The new bout of en bloc fever has once more brought about eye-watering prices, but the new batch of collective sales does not come without challenges, this time ranging from conservation concerns to traffic congestion.

Heritage issues

After a failed conservation attempt, Pearl Bank Apartments was sold last month for S$729 million to developer CapitaLand, which has confirmed that it will demolish the iconic horseshoe-shaped building in Chinatown.

Heritage lovers are dismayed to lose yet another one of Singapore’s last few high-rise living pioneers, questioning why conservation requires owners’ absolute consent when a sale only needs an 80 per cent majority. Others, however, point out that the ageing structure is too costly to maintain and repair. The tension between the pro-heritage and pro-redevelopment camps is likely to continue, if not intensify, as more and more older buildings with historical potential are put on sale.

Traffic congestion

Meanwhile, owners at Tampines Court hoping to collect their S$970 million en bloc windfall are facing delays, believed to be a result of a new Urban Redevelopment Authority (URA) requirement. Under the Pre-Application Feasibility Study rule introduced in November, developers must assess at their own cost whether their plans will increase traffic in the surrounding neighbourhood and, if so, propose solutions to manage it.

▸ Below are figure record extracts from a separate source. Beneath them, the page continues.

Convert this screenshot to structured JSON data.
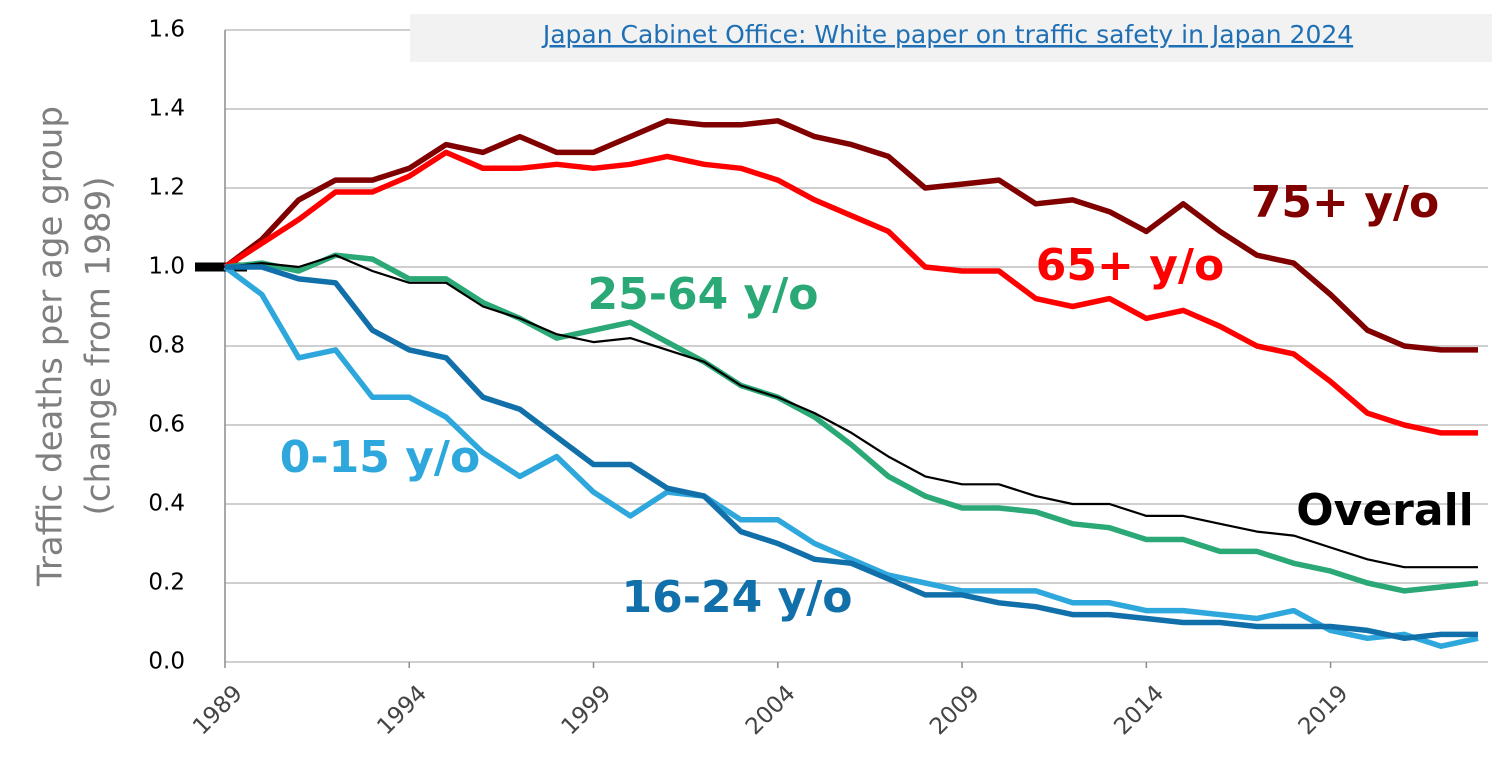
{
  "chart_data": {
    "type": "line",
    "source": "Japan Cabinet Office: White paper on traffic safety in Japan 2024",
    "ylabel": [
      "Traffic deaths per age group",
      "(change from 1989)"
    ],
    "x": [
      1989,
      1990,
      1991,
      1992,
      1993,
      1994,
      1995,
      1996,
      1997,
      1998,
      1999,
      2000,
      2001,
      2002,
      2003,
      2004,
      2005,
      2006,
      2007,
      2008,
      2009,
      2010,
      2011,
      2012,
      2013,
      2014,
      2015,
      2016,
      2017,
      2018,
      2019,
      2020,
      2021,
      2022,
      2023
    ],
    "xlim": [
      1989,
      2023
    ],
    "xticks": [
      1989,
      1994,
      1999,
      2004,
      2009,
      2014,
      2019
    ],
    "ylim": [
      0,
      1.6
    ],
    "yticks": [
      {
        "value": 0,
        "label": "0.0"
      },
      0.2,
      0.4,
      0.6,
      0.8,
      {
        "value": 1,
        "label": "1.0"
      },
      1.2,
      1.4,
      1.6
    ],
    "grid": true,
    "series": [
      {
        "name": "75+ y/o",
        "color": "#800000",
        "values": [
          1.0,
          1.07,
          1.17,
          1.22,
          1.22,
          1.25,
          1.31,
          1.29,
          1.33,
          1.29,
          1.29,
          1.33,
          1.37,
          1.36,
          1.36,
          1.37,
          1.33,
          1.31,
          1.28,
          1.2,
          1.21,
          1.22,
          1.16,
          1.17,
          1.14,
          1.09,
          1.16,
          1.09,
          1.03,
          1.01,
          0.93,
          0.84,
          0.8,
          0.79,
          0.79
        ]
      },
      {
        "name": "65+ y/o",
        "color": "#ff0000",
        "values": [
          1.0,
          1.06,
          1.12,
          1.19,
          1.19,
          1.23,
          1.29,
          1.25,
          1.25,
          1.26,
          1.25,
          1.26,
          1.28,
          1.26,
          1.25,
          1.22,
          1.17,
          1.13,
          1.09,
          1.0,
          0.99,
          0.99,
          0.92,
          0.9,
          0.92,
          0.87,
          0.89,
          0.85,
          0.8,
          0.78,
          0.71,
          0.63,
          0.6,
          0.58,
          0.58
        ]
      },
      {
        "name": "25-64 y/o",
        "color": "#2aa876",
        "values": [
          1.0,
          1.01,
          0.99,
          1.03,
          1.02,
          0.97,
          0.97,
          0.91,
          0.87,
          0.82,
          0.84,
          0.86,
          0.81,
          0.76,
          0.7,
          0.67,
          0.62,
          0.55,
          0.47,
          0.42,
          0.39,
          0.39,
          0.38,
          0.35,
          0.34,
          0.31,
          0.31,
          0.28,
          0.28,
          0.25,
          0.23,
          0.2,
          0.18,
          0.19,
          0.2
        ]
      },
      {
        "name": "Overall",
        "color": "#000000",
        "values": [
          1.0,
          1.01,
          1.0,
          1.03,
          0.99,
          0.96,
          0.96,
          0.9,
          0.87,
          0.83,
          0.81,
          0.82,
          0.79,
          0.76,
          0.7,
          0.67,
          0.63,
          0.58,
          0.52,
          0.47,
          0.45,
          0.45,
          0.42,
          0.4,
          0.4,
          0.37,
          0.37,
          0.35,
          0.33,
          0.32,
          0.29,
          0.26,
          0.24,
          0.24,
          0.24
        ]
      },
      {
        "name": "0-15 y/o",
        "color": "#2ea8dc",
        "values": [
          1.0,
          0.93,
          0.77,
          0.79,
          0.67,
          0.67,
          0.62,
          0.53,
          0.47,
          0.52,
          0.43,
          0.37,
          0.43,
          0.42,
          0.36,
          0.36,
          0.3,
          0.26,
          0.22,
          0.2,
          0.18,
          0.18,
          0.18,
          0.15,
          0.15,
          0.13,
          0.13,
          0.12,
          0.11,
          0.13,
          0.08,
          0.06,
          0.07,
          0.04,
          0.06
        ]
      },
      {
        "name": "16-24 y/o",
        "color": "#1170aa",
        "values": [
          1.0,
          1.0,
          0.97,
          0.96,
          0.84,
          0.79,
          0.77,
          0.67,
          0.64,
          0.57,
          0.5,
          0.5,
          0.44,
          0.42,
          0.33,
          0.3,
          0.26,
          0.25,
          0.21,
          0.17,
          0.17,
          0.15,
          0.14,
          0.12,
          0.12,
          0.11,
          0.1,
          0.1,
          0.09,
          0.09,
          0.09,
          0.08,
          0.06,
          0.07,
          0.07
        ]
      }
    ]
  }
}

The regulation arose because developers increasingly prefer to intensify the number of dwelling units instead of upping the plot ratio, which comes with a government levy. Purchaser Sim Lian Group had intended to almost quadruple the 560 apartments at the privatised Housing and Urban Development Company (HUDC) estate in its new offering. This led to the Land Transport Authority asking Sim Lian to sacrifice a portion of the land to build a new link to the Pan-Island Expressway before URA grants permission for redevelopment to go ahead.

Lack of trust

The en bloc windfall is often unequal, working against those who have purchased their units more recently. The monetary gain may barely cover stamp duties and renovation costs for them and is therefore not as lucrative, leading to their obvious reluctance to join the majority – and a general lack of trust.

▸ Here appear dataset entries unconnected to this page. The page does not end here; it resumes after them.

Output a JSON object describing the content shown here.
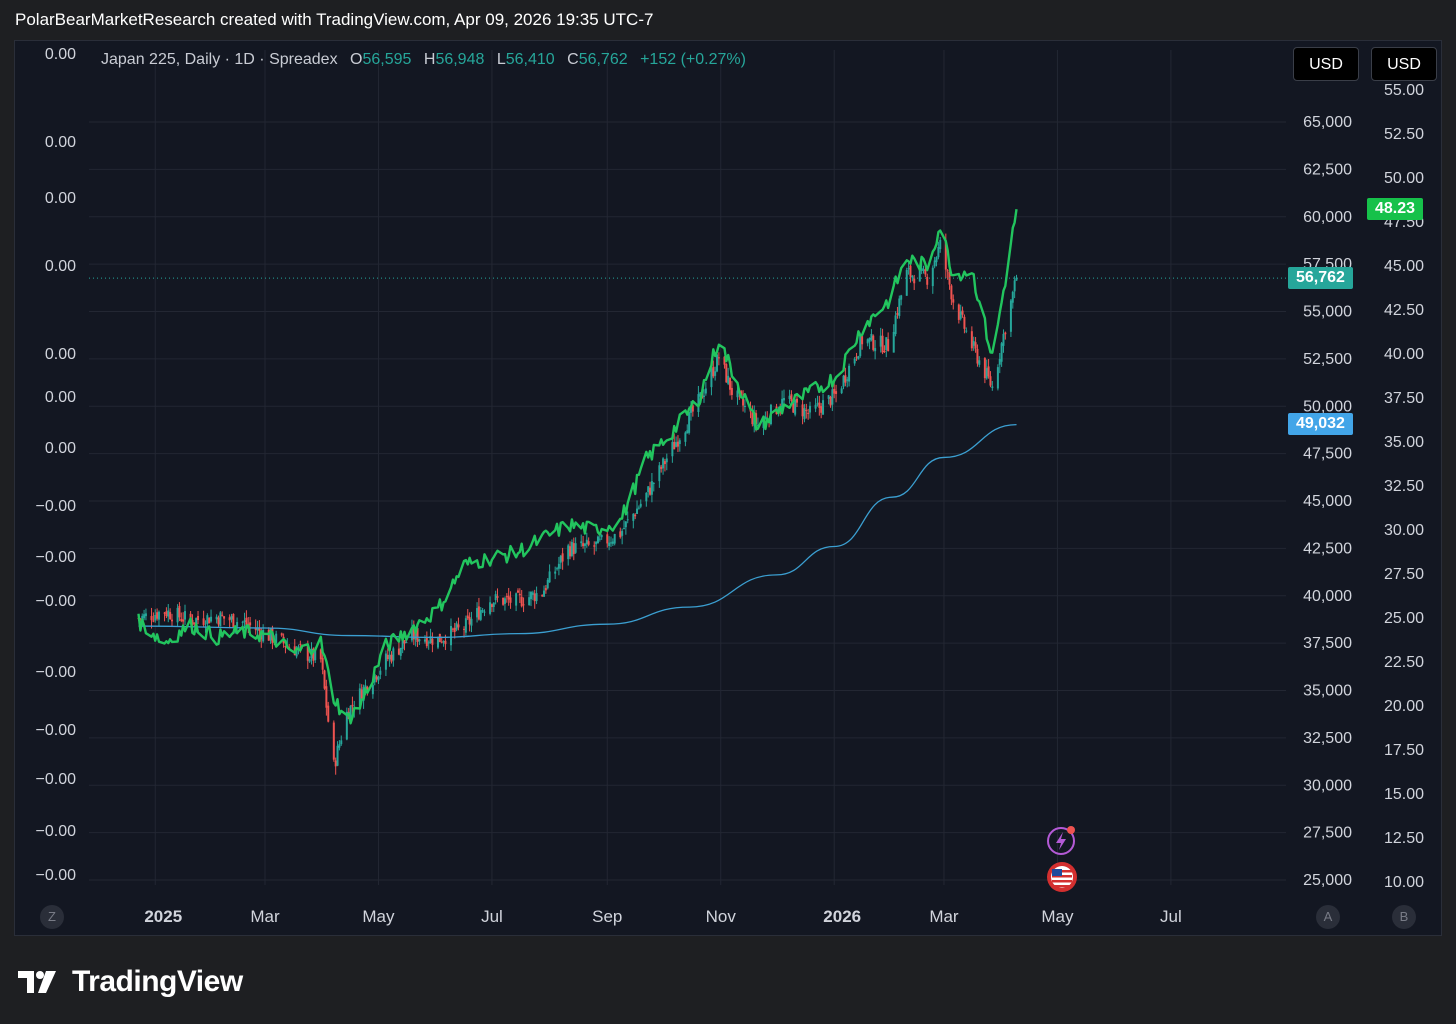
{
  "header": {
    "attribution": "PolarBearMarketResearch created with TradingView.com, Apr 09, 2026 19:35 UTC-7"
  },
  "legend": {
    "symbol": "Japan 225, Daily · 1D · Spreadex",
    "o_label": "O",
    "o_value": "56,595",
    "h_label": "H",
    "h_value": "56,948",
    "l_label": "L",
    "l_value": "56,410",
    "c_label": "C",
    "c_value": "56,762",
    "change": "+152 (+0.27%)"
  },
  "currency_buttons": [
    "USD",
    "USD"
  ],
  "corner_buttons": {
    "left": "Z",
    "right_a": "A",
    "right_b": "B"
  },
  "footer": {
    "brand": "TradingView"
  },
  "colors": {
    "background": "#131722",
    "grid": "#232733",
    "candle_up": "#26a69a",
    "candle_down": "#ef5350",
    "overlay_line": "#22c55e",
    "moving_average": "#3b9fd1",
    "last_price_tag": "#26a69a",
    "ma_tag": "#42a5e8",
    "overlay_tag": "#16c14a"
  },
  "chart_data": {
    "type": "candlestick",
    "x_labels": [
      "2025",
      "Mar",
      "May",
      "Jul",
      "Sep",
      "Nov",
      "2026",
      "Mar",
      "May",
      "Jul"
    ],
    "x_label_dates": [
      "2025-01-01",
      "2025-03-01",
      "2025-05-01",
      "2025-07-01",
      "2025-09-01",
      "2025-11-01",
      "2026-01-01",
      "2026-03-01",
      "2026-05-01",
      "2026-07-01"
    ],
    "bold_x_labels": [
      "2025",
      "2026"
    ],
    "left_axis": {
      "ticks": [
        "0.00",
        "0.00",
        "0.00",
        "0.00",
        "0.00",
        "0.00",
        "0.00",
        "−0.00",
        "−0.00",
        "−0.00",
        "−0.00",
        "−0.00",
        "−0.00",
        "−0.00",
        "−0.00"
      ]
    },
    "price_axis": {
      "min": 25000,
      "max": 65000,
      "ticks": [
        "65,000",
        "62,500",
        "60,000",
        "57,500",
        "55,000",
        "52,500",
        "50,000",
        "47,500",
        "45,000",
        "42,500",
        "40,000",
        "37,500",
        "35,000",
        "32,500",
        "30,000",
        "27,500",
        "25,000"
      ]
    },
    "overlay_axis": {
      "min": 10,
      "max": 55,
      "ticks": [
        "55.00",
        "52.50",
        "50.00",
        "47.50",
        "45.00",
        "42.50",
        "40.00",
        "37.50",
        "35.00",
        "32.50",
        "30.00",
        "27.50",
        "25.00",
        "22.50",
        "20.00",
        "17.50",
        "15.00",
        "12.50",
        "10.00"
      ]
    },
    "last_price": {
      "value": 56762,
      "label": "56,762"
    },
    "moving_average_last": {
      "value": 49032,
      "label": "49,032"
    },
    "overlay_last": {
      "value": 48.23,
      "label": "48.23"
    },
    "price_path": [
      [
        "2024-12-23",
        38800
      ],
      [
        "2025-01-06",
        39200
      ],
      [
        "2025-01-20",
        38700
      ],
      [
        "2025-02-03",
        38900
      ],
      [
        "2025-02-17",
        38600
      ],
      [
        "2025-03-03",
        37900
      ],
      [
        "2025-03-17",
        37200
      ],
      [
        "2025-03-31",
        36600
      ],
      [
        "2025-04-07",
        31000
      ],
      [
        "2025-04-14",
        33800
      ],
      [
        "2025-04-21",
        34800
      ],
      [
        "2025-05-05",
        36600
      ],
      [
        "2025-05-19",
        37900
      ],
      [
        "2025-06-02",
        37700
      ],
      [
        "2025-06-16",
        38300
      ],
      [
        "2025-06-30",
        39800
      ],
      [
        "2025-07-14",
        39700
      ],
      [
        "2025-07-28",
        40200
      ],
      [
        "2025-08-11",
        42500
      ],
      [
        "2025-08-25",
        42600
      ],
      [
        "2025-09-08",
        43300
      ],
      [
        "2025-09-22",
        45300
      ],
      [
        "2025-10-06",
        47800
      ],
      [
        "2025-10-20",
        50200
      ],
      [
        "2025-10-31",
        52600
      ],
      [
        "2025-11-07",
        50800
      ],
      [
        "2025-11-21",
        49000
      ],
      [
        "2025-12-05",
        50300
      ],
      [
        "2025-12-19",
        49600
      ],
      [
        "2026-01-02",
        50600
      ],
      [
        "2026-01-16",
        53500
      ],
      [
        "2026-01-30",
        53200
      ],
      [
        "2026-02-09",
        57000
      ],
      [
        "2026-02-20",
        56800
      ],
      [
        "2026-02-27",
        58500
      ],
      [
        "2026-03-06",
        55600
      ],
      [
        "2026-03-16",
        53200
      ],
      [
        "2026-03-27",
        51000
      ],
      [
        "2026-04-03",
        54200
      ],
      [
        "2026-04-09",
        56762
      ]
    ],
    "moving_average_path": [
      [
        "2024-12-23",
        38400
      ],
      [
        "2025-03-01",
        38300
      ],
      [
        "2025-04-15",
        37900
      ],
      [
        "2025-06-01",
        37800
      ],
      [
        "2025-07-15",
        38000
      ],
      [
        "2025-09-01",
        38500
      ],
      [
        "2025-10-15",
        39400
      ],
      [
        "2025-12-01",
        41100
      ],
      [
        "2026-01-01",
        42600
      ],
      [
        "2026-02-01",
        45200
      ],
      [
        "2026-03-01",
        47300
      ],
      [
        "2026-04-09",
        49032
      ]
    ],
    "overlay_path": [
      [
        "2024-12-23",
        24.8
      ],
      [
        "2025-01-06",
        23.6
      ],
      [
        "2025-01-20",
        24.6
      ],
      [
        "2025-02-03",
        23.9
      ],
      [
        "2025-02-17",
        24.2
      ],
      [
        "2025-03-03",
        24.0
      ],
      [
        "2025-03-17",
        23.0
      ],
      [
        "2025-03-31",
        23.6
      ],
      [
        "2025-04-07",
        20.5
      ],
      [
        "2025-04-14",
        19.2
      ],
      [
        "2025-04-21",
        20.0
      ],
      [
        "2025-05-05",
        23.4
      ],
      [
        "2025-05-19",
        24.4
      ],
      [
        "2025-06-02",
        25.5
      ],
      [
        "2025-06-16",
        28.0
      ],
      [
        "2025-06-30",
        28.4
      ],
      [
        "2025-07-14",
        28.7
      ],
      [
        "2025-07-28",
        29.5
      ],
      [
        "2025-08-11",
        30.3
      ],
      [
        "2025-08-25",
        30.0
      ],
      [
        "2025-09-08",
        30.5
      ],
      [
        "2025-09-22",
        34.0
      ],
      [
        "2025-10-06",
        35.6
      ],
      [
        "2025-10-20",
        37.4
      ],
      [
        "2025-10-31",
        40.8
      ],
      [
        "2025-11-07",
        39.1
      ],
      [
        "2025-11-21",
        35.8
      ],
      [
        "2025-12-05",
        37.0
      ],
      [
        "2025-12-19",
        37.8
      ],
      [
        "2026-01-02",
        38.7
      ],
      [
        "2026-01-16",
        41.5
      ],
      [
        "2026-01-30",
        43.0
      ],
      [
        "2026-02-09",
        45.4
      ],
      [
        "2026-02-20",
        45.0
      ],
      [
        "2026-02-27",
        47.3
      ],
      [
        "2026-03-06",
        44.5
      ],
      [
        "2026-03-16",
        44.8
      ],
      [
        "2026-03-27",
        39.8
      ],
      [
        "2026-04-03",
        44.2
      ],
      [
        "2026-04-09",
        48.23
      ]
    ]
  }
}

While in the past owners tended to empower sales committees to make the final call in, for instance, appointing lawyers and agents, stakeholders in the current wave increasingly choose to take a vote on their preferred advisors, leading to a prolonging of the process. Communication has also moved into Facebook groups and other social media platforms, where stakeholders should be aware of fake news campaigns and potential maligning of pro-sale homeowners. En bloc attempts have been known to be fraught with friction. The third attempt to collectively sell former HUDC estate Pine Grove is the latest example, with meetings turning sour and a defamation lawsuit underway.

Land ownership regimes

While Singapore land has progressed and modernised, many en bloc potentials, being some of the oldest properties, were originally registered under the Registration of Deeds Act. This is an archaic system and such properties have to jump through more hoops to prepare them for sale under the current collective sale regime, which mainly envisages properties that already have been strata titled.

Few of these flats have surveyed floor areas. In other words, the owners do not know the actual floor areas of their properties, which makes it difficult for such developments to sell collectively with less than full consensus. So, not only do such developments not have management corporations (which means owners are left to call meetings, keep minutes, count votes, send notices and even collect maintenance funds on their own), they may also need to shell out a hefty sum to carry out a registered survey before they can start signing on a collective sale agreement.

The takeaway

Fresh en bloc fever has struck again, so much so that the Financial Times ran a commentary on Singapore’s property market this past weekend. But a forced sale of such a valuable asset class is bound to be mired in difficulty. Lawyers often talk about caveat emptor (buyer beware) in transactions. Here the seller too should tread with care.